Die Bundesregierung will größere Unternehmen vorübergehend von den Dokumentationspflichten des Lieferkettengesetzes entlasten. Die Regelung solle nicht wie bisher angewendet werden, teilte das federführende Arbeitsministerium am Mittwoch mit. „Gleichzeitig lassen wir beim Kampf gegen Kinder- und Zwangsarbeit sowie dem Schutz vor Arbeitsausbeutung nicht nach“, versicherte Ressortchefin Bärbel Bas (SPD). „Das nationale Gesetz gilt nahtlos weiter, bis das EU-Lieferkettengesetz in deutsches Recht umgesetzt ist.“
Lieferkettengesetz: Wirtschaft wollte komplette Abschaffung
Ein Verstoß gegen die bisherigen Pflichten soll in der Übergangszeit nur in schweren Fällen geahndet werden, etwa bei massiven Menschenrechtsverletzungen. Das Arbeitsministerium rechnet durch das Gesetz mit einer finanziellen Entlastung der Wirtschaft von 4,1 Millionen Euro im Jahr.
Die Menschenrechtsorganisation Oxfam kritisierte, diese Änderung komme einer „dramatischen Entkernung“ gleich. Die Berichtspflichten und die Sanktionen seien die zentralen Werkzeuge, mit denen Unternehmen bislang in die Pflicht genommen werden können.
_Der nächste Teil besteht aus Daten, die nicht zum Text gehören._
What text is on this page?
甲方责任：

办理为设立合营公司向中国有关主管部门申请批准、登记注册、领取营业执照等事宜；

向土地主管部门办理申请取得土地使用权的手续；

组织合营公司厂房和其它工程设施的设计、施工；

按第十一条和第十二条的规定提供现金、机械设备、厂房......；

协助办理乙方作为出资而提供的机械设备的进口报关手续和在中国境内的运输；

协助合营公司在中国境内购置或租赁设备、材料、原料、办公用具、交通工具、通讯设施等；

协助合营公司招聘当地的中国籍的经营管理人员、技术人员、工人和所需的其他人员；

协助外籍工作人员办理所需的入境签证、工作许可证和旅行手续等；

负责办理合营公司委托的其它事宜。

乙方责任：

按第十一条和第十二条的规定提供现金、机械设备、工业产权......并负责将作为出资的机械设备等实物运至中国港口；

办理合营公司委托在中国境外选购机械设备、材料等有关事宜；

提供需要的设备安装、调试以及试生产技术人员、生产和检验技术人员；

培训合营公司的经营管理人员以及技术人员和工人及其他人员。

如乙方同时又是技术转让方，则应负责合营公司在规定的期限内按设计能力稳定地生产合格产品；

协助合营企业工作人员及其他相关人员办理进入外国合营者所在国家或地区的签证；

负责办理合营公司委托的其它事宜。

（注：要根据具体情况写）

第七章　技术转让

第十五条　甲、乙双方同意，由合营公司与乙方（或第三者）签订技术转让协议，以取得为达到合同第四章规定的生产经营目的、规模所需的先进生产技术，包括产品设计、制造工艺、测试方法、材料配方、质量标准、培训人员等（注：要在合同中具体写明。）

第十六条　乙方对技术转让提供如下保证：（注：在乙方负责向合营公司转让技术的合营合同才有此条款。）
Weite Teile der Wirtschaft waren gegen das Gesetz Sturm gelaufen. Es wurde als Bürokratiemonster kritisiert. Das Gesetz verpflichtet größere Unternehmen, für Missstände in ihren Lieferketten bei Menschenrechtsverstößen oder Umweltdelikten zu haften. Der Arbeitgeberverband BDA kritisierte zuletzt, dass es jetzt nur um eine Anpassung von Details gehe, keine Abschaffung. Im Koalitionsvertrag von Union und SPD heißt es eigentlich, das nationale Lieferkettensorgfaltspflichtengesetz (LkSG) solle abgeschafft werden. Es werde dann später durch ein europaweit geltendes Gesetz ersetzt. Die entsprechende EU-Richtlinie solle bürokratiearm umgesetzt werden.
Grüne mit heftiger Kritik
Die Grünen kritisieren die schwarz-rote Koalition scharf und werfen ihr vor, die bisherigen Lieferketten-Regeln zu verwässern. Diese sollten eigentlich sicherstellen, dass Unternehmen Menschenrechte achten. Sandra Detzer, wirtschaftspolitische Sprecherin der Grünen-Fraktion, warf der Regierung vor, die Bedeutung von Transparenz in Lieferketten zu ignorieren. Der stellvertretende Fraktionsvorsitzende Andreas Audretsch nannte die Änderung ein Armutszeugnis. Dem ARD-Hauptstadtstudio sagte er: „Niemand will Schokolade essen, wenn dafür Kinder ausgebeutet wurden. Niemand will ein T-Shirt tragen, wenn Frauen dafür entrechtet werden.“ Die Änderung sende das Signal, dass Menschenrechte für Friedrich Merz „offenbar keine größere Rolle mehr“ spielen.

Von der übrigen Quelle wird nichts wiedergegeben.